Programming a Game in D? :D

eles via Digitalmars-d-learn digitalmars-d-learn at puremagic.com
Sun Aug 3 05:37:50 PDT 2014


On Saturday, 2 August 2014 at 20:58:34 UTC, Foo wrote:
> On Saturday, 2 August 2014 at 20:38:59 UTC, David wrote:
>> Hi, not too sure if there's still someone reading this post, 
>> but i do have another question. So, I heared so much good 
>> stuff about D, it's powerfull, fast the syntax is nice, but 
>> well, why is D actually not used for common games yet? (I mean 
>> I know about some smaller projects, but nothing "big")
>
> Because D has a GC, is unstable and has many many bugs (even an 
> ape could find some).

I am not in the game industry, but in other time-constrained 
industry (realtime). For me, it nails down to GC and lack of 
volatiles.

I tried to use it for some scripting, but finally reverted back 
to simple Bash and some Python.

My opinion on the matter is that, in order to succeed, D really 
must become a tool that could be used everywhere. The discourse 
that "yes, but you could do that part in C (speaking about 
realtime)" usually receives this kind of reply: "yes, but, then, 
why bother? If I have C for this part, I have Bash for the other 
and C# for the GUIs".

As long as it does not try to cover all the range, the 
differential that it offers wrt C+C#/Java+Bash/Python does not 
seems conclusive enough to justify the effort.

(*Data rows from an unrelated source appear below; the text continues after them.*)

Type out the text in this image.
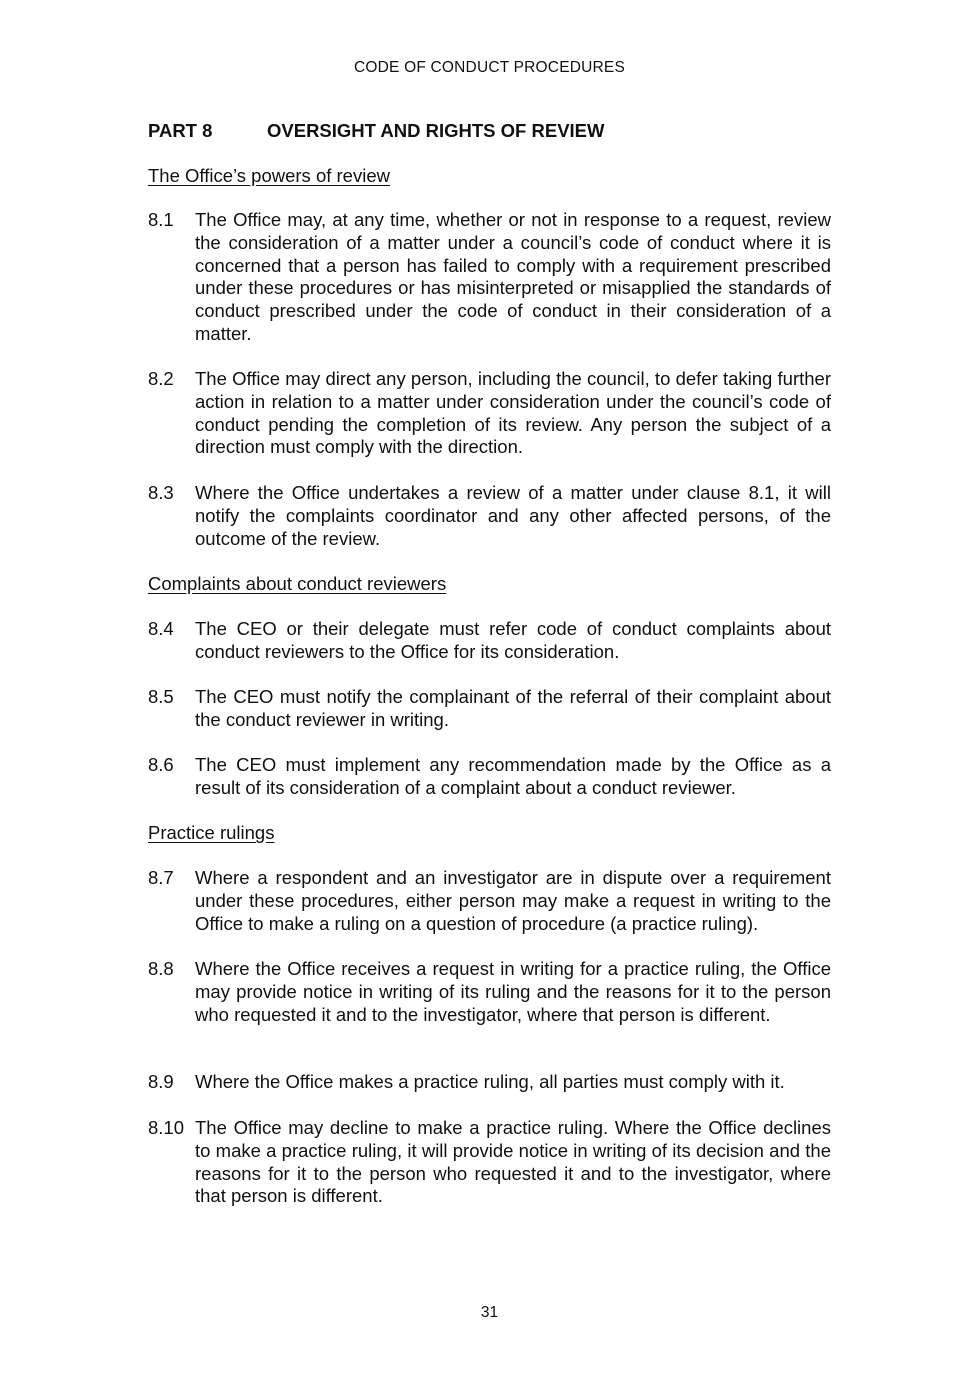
CODE OF CONDUCT PROCEDURES
PART 8	OVERSIGHT AND RIGHTS OF REVIEW
The Office’s powers of review
8.1 The Office may, at any time, whether or not in response to a request, review the consideration of a matter under a council’s code of conduct where it is concerned that a person has failed to comply with a requirement prescribed under these procedures or has misinterpreted or misapplied the standards of conduct prescribed under the code of conduct in their consideration of a matter.
8.2 The Office may direct any person, including the council, to defer taking further action in relation to a matter under consideration under the council’s code of conduct pending the completion of its review. Any person the subject of a direction must comply with the direction.
8.3 Where the Office undertakes a review of a matter under clause 8.1, it will notify the complaints coordinator and any other affected persons, of the outcome of the review.
Complaints about conduct reviewers
8.4 The CEO or their delegate must refer code of conduct complaints about conduct reviewers to the Office for its consideration.
8.5 The CEO must notify the complainant of the referral of their complaint about the conduct reviewer in writing.
8.6 The CEO must implement any recommendation made by the Office as a result of its consideration of a complaint about a conduct reviewer.
Practice rulings
8.7 Where a respondent and an investigator are in dispute over a requirement under these procedures, either person may make a request in writing to the Office to make a ruling on a question of procedure (a practice ruling).
8.8 Where the Office receives a request in writing for a practice ruling, the Office may provide notice in writing of its ruling and the reasons for it to the person who requested it and to the investigator, where that person is different.
8.9 Where the Office makes a practice ruling, all parties must comply with it.
8.10 The Office may decline to make a practice ruling. Where the Office declines to make a practice ruling, it will provide notice in writing of its decision and the reasons for it to the person who requested it and to the investigator, where that person is different.
31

Add to this the quality of tools, which are still in their 
infancy (just consider dynamic libs, debug support, IDE support, 
static analysis tools etc.)

Well, feel free to destroy it. But I tried to use it at my 
workplace. It is a nice language, but the differential is simply 
not enough. The main selling point would be its potential 
ubiquity ("hey, boss, one language to rule them all!"), but here 
it fails short in systems programming, embedded realtime 
programming and, as far as I hear, in massive 
multi-threading/couroutines where Go is better. And C# has that 
async...

I agree it is a bit o chicken and egg problem: "we don't invest 
in D because is not popular/ the language is not popular because 
nobody invest in it". That's true, but, as I tried it, in the end 
the marginal gain was too small for us to continue on this road. 
It matters less for us to be able to use slices than it matters 
to have robust and time-predictable code.